The Altshuler/Daly lab in the program for Medical and Population Genetics has been instrumental in making genome-wide association studies possible. Their efforts have led to the identification of many genomic regions (loci) that impact disease susceptibility. As a new post-doc in this laboratory, my work will focus on the functional follow-up of loci that influence Type 2 Diabetes (T2D) susceptibility. Specifically, I am exploring methods to localize the original association signal to a causal gene, discover the functional relevance of the gene and place the gene into a cellular network.
The first part of my project is to identify mutations in genes flanking an association signal in a given locus. By re-sequencing exons in hundreds of patients and controls we have identified novel variation. I will perform association tests on these novel variants to determine which gene or genes are enriched with variants associated with disease risk. These tests will likely implicate the gene in the region that is associated with disease.
Once the gene is known, I will develop functional assays to determine how mutations in that gene alter its molecular function.

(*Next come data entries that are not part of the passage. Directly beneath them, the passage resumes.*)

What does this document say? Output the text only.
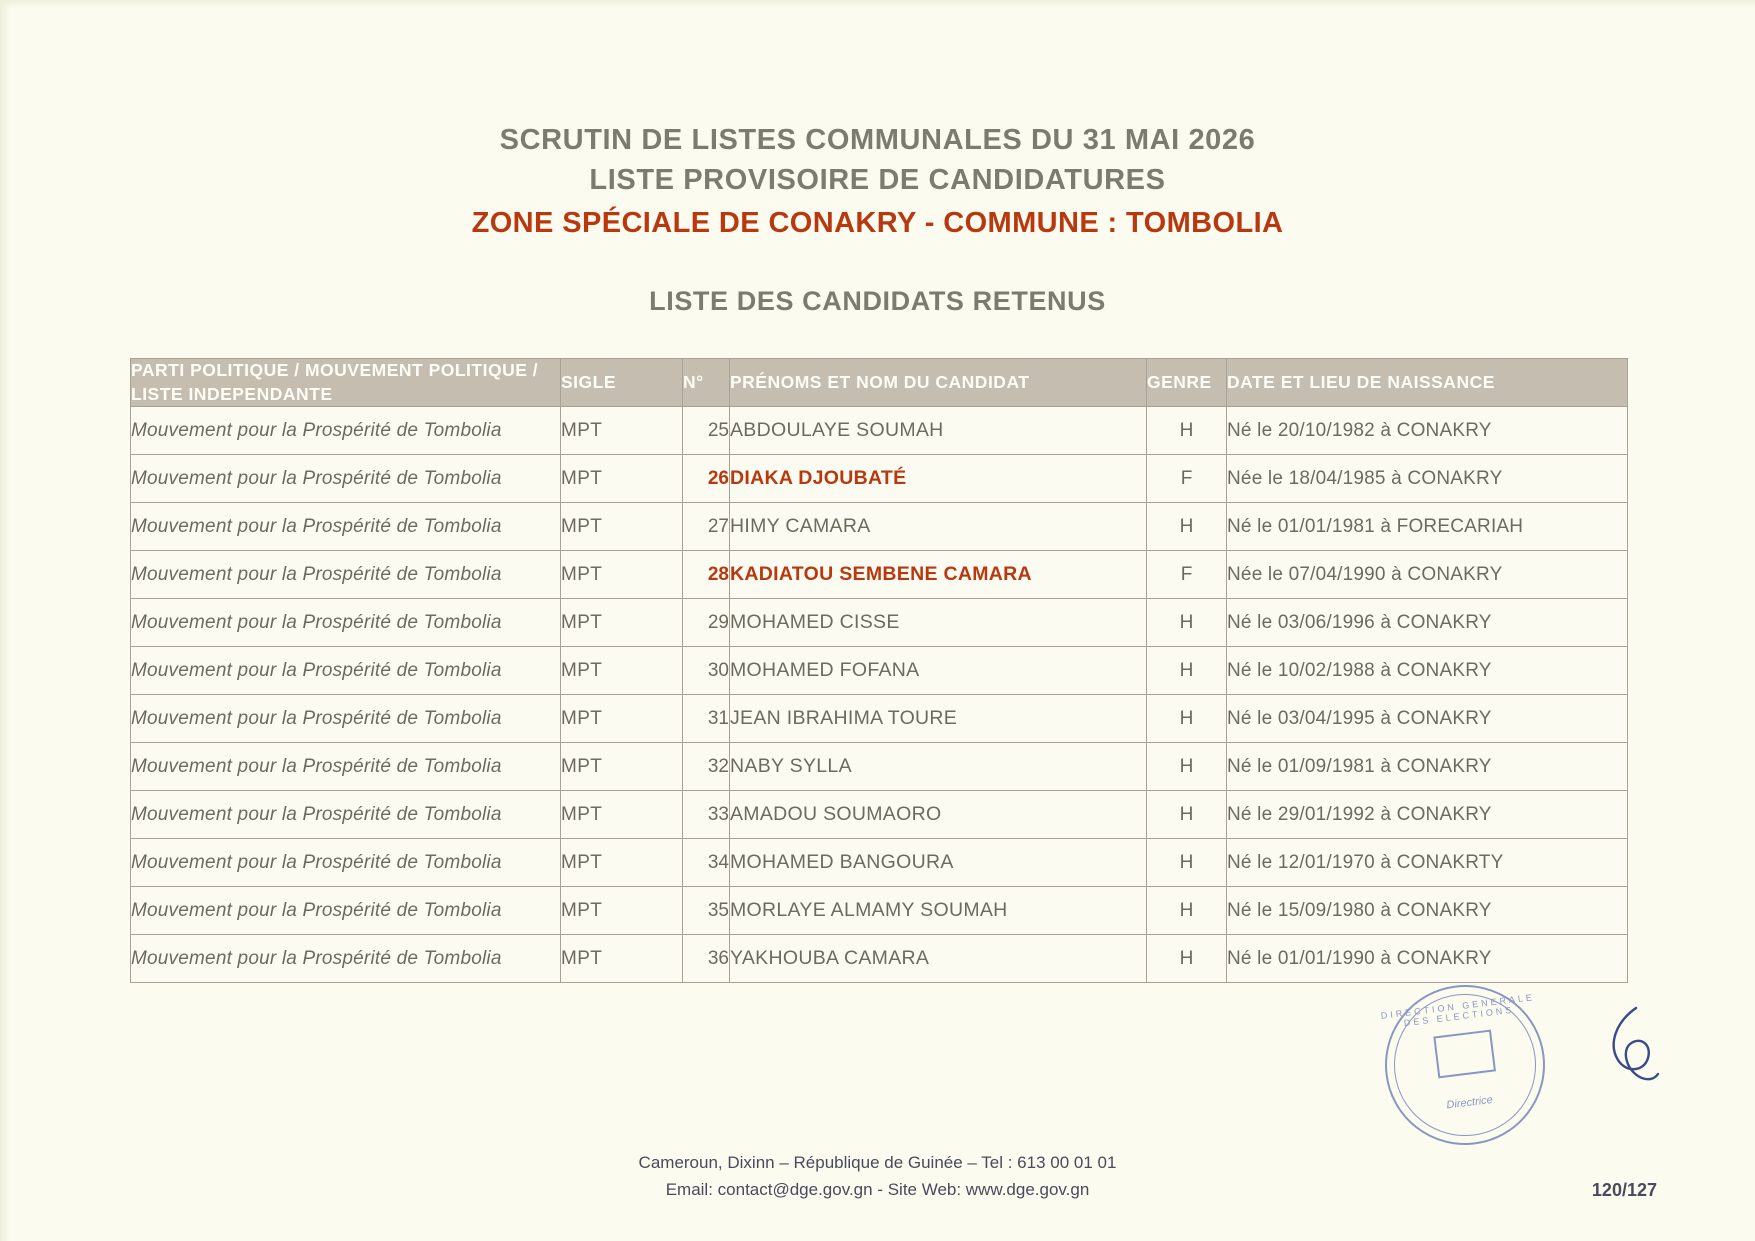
SCRUTIN DE LISTES COMMUNALES DU 31 MAI 2026
LISTE PROVISOIRE DE CANDIDATURES
ZONE SPÉCIALE DE CONAKRY - COMMUNE : TOMBOLIA
LISTE DES CANDIDATS RETENUS
PARTI POLITIQUE / MOUVEMENT POLITIQUE / LISTE INDEPENDANTE	SIGLE	N°	PRÉNOMS ET NOM DU CANDIDAT	GENRE	DATE ET LIEU DE NAISSANCE
Mouvement pour la Prospérité de Tombolia	MPT	25	ABDOULAYE SOUMAH	H	Né le 20/10/1982 à CONAKRY
Mouvement pour la Prospérité de Tombolia	MPT	26	DIAKA DJOUBATÉ	F	Née le 18/04/1985 à CONAKRY
Mouvement pour la Prospérité de Tombolia	MPT	27	HIMY CAMARA	H	Né le 01/01/1981 à FORECARIAH
Mouvement pour la Prospérité de Tombolia	MPT	28	KADIATOU SEMBENE CAMARA	F	Née le 07/04/1990 à CONAKRY
Mouvement pour la Prospérité de Tombolia	MPT	29	MOHAMED CISSE	H	Né le 03/06/1996 à CONAKRY
Mouvement pour la Prospérité de Tombolia	MPT	30	MOHAMED FOFANA	H	Né le 10/02/1988 à CONAKRY
Mouvement pour la Prospérité de Tombolia	MPT	31	JEAN IBRAHIMA TOURE	H	Né le 03/04/1995 à CONAKRY
Mouvement pour la Prospérité de Tombolia	MPT	32	NABY SYLLA	H	Né le 01/09/1981 à CONAKRY
Mouvement pour la Prospérité de Tombolia	MPT	33	AMADOU SOUMAORO	H	Né le 29/01/1992 à CONAKRY
Mouvement pour la Prospérité de Tombolia	MPT	34	MOHAMED BANGOURA	H	Né le 12/01/1970 à CONAKRTY
Mouvement pour la Prospérité de Tombolia	MPT	35	MORLAYE ALMAMY SOUMAH	H	Né le 15/09/1980 à CONAKRY
Mouvement pour la Prospérité de Tombolia	MPT	36	YAKHOUBA CAMARA	H	Né le 01/01/1990 à CONAKRY
DIRECTION GENERALE DES ELECTIONS
Directrice
Cameroun, Dixinn – République de Guinée – Tel : 613 00 01 01
Email: contact@dge.gov.gn - Site Web: www.dge.gov.gn	120/127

Major defects in T2D are impaired insulin secretion and inability of tissues to respond to insulin. I will test implicated genes in assays that distinguish between these possibilities in different cellular models.

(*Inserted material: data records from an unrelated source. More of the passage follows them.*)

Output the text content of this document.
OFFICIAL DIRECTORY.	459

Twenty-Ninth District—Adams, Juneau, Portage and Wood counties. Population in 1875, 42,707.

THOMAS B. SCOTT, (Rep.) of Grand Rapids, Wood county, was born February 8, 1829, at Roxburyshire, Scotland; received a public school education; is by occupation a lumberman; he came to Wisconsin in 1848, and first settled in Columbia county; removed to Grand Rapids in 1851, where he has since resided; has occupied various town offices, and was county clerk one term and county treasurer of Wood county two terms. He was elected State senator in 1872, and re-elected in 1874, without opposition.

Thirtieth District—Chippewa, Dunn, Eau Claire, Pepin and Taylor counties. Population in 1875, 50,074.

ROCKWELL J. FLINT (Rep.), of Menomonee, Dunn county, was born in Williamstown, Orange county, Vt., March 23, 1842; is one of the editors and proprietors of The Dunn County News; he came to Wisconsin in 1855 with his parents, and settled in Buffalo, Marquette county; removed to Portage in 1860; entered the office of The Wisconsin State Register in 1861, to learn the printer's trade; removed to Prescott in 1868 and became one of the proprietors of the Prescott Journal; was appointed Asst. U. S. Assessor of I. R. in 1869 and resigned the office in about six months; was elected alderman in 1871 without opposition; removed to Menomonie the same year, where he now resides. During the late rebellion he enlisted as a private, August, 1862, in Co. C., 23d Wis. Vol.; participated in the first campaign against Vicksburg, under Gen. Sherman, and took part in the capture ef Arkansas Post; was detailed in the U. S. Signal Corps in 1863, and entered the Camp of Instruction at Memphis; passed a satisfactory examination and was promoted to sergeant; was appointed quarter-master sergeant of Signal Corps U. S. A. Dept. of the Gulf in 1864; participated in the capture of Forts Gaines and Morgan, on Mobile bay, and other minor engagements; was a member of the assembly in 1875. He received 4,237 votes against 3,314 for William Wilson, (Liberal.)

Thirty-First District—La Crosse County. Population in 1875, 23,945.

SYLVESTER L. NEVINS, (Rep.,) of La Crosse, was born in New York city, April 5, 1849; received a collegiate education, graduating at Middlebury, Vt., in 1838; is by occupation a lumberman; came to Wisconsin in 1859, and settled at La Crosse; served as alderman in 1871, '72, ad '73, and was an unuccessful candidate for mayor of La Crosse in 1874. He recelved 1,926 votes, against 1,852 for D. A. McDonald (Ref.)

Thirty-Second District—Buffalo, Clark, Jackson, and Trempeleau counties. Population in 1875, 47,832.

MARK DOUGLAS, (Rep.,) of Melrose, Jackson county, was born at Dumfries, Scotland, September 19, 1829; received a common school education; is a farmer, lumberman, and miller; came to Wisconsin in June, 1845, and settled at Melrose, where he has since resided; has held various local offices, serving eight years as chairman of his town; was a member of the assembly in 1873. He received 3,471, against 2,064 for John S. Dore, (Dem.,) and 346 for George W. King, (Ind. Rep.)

Gene function in disease is often dependent on extensive networks of interactions. Knowledge of the members of these networks and which of them are associated with T2D susceptibility would increase the number of known T2D susceptibility genes and can inform functional assays. I will apply both biochemical and computational methods to identify the interaction networks of T2D associated genes.

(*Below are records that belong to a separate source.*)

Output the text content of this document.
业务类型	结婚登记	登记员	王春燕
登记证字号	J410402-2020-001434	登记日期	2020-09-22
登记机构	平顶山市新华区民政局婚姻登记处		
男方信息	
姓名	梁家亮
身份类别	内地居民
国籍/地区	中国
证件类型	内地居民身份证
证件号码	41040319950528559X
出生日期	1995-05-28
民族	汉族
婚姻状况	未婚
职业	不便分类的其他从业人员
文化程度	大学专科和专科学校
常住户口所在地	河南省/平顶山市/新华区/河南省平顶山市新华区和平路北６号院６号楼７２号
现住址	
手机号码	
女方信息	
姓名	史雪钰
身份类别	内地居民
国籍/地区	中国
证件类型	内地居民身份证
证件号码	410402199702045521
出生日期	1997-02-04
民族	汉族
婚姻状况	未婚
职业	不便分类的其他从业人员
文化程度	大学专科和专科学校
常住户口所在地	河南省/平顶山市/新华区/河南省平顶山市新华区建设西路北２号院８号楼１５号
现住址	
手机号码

Ultimately, this work will define a framework for quick and efficient identification of causal genes and determination of how these genes contribute to disease. Eventually, the findings of these studies will increase our knowledge of T2D pathogenesis, generate diagnostic tools and create new drug targets.
"My time as a postdoc at the Broad has been inspirational. I am surrounded by great scientists who strive to achieve what many may think impossible. This environment drives me to reach beyond what I thought myself capable. As a result, I feel myself growing into a better, more productive scientist every day."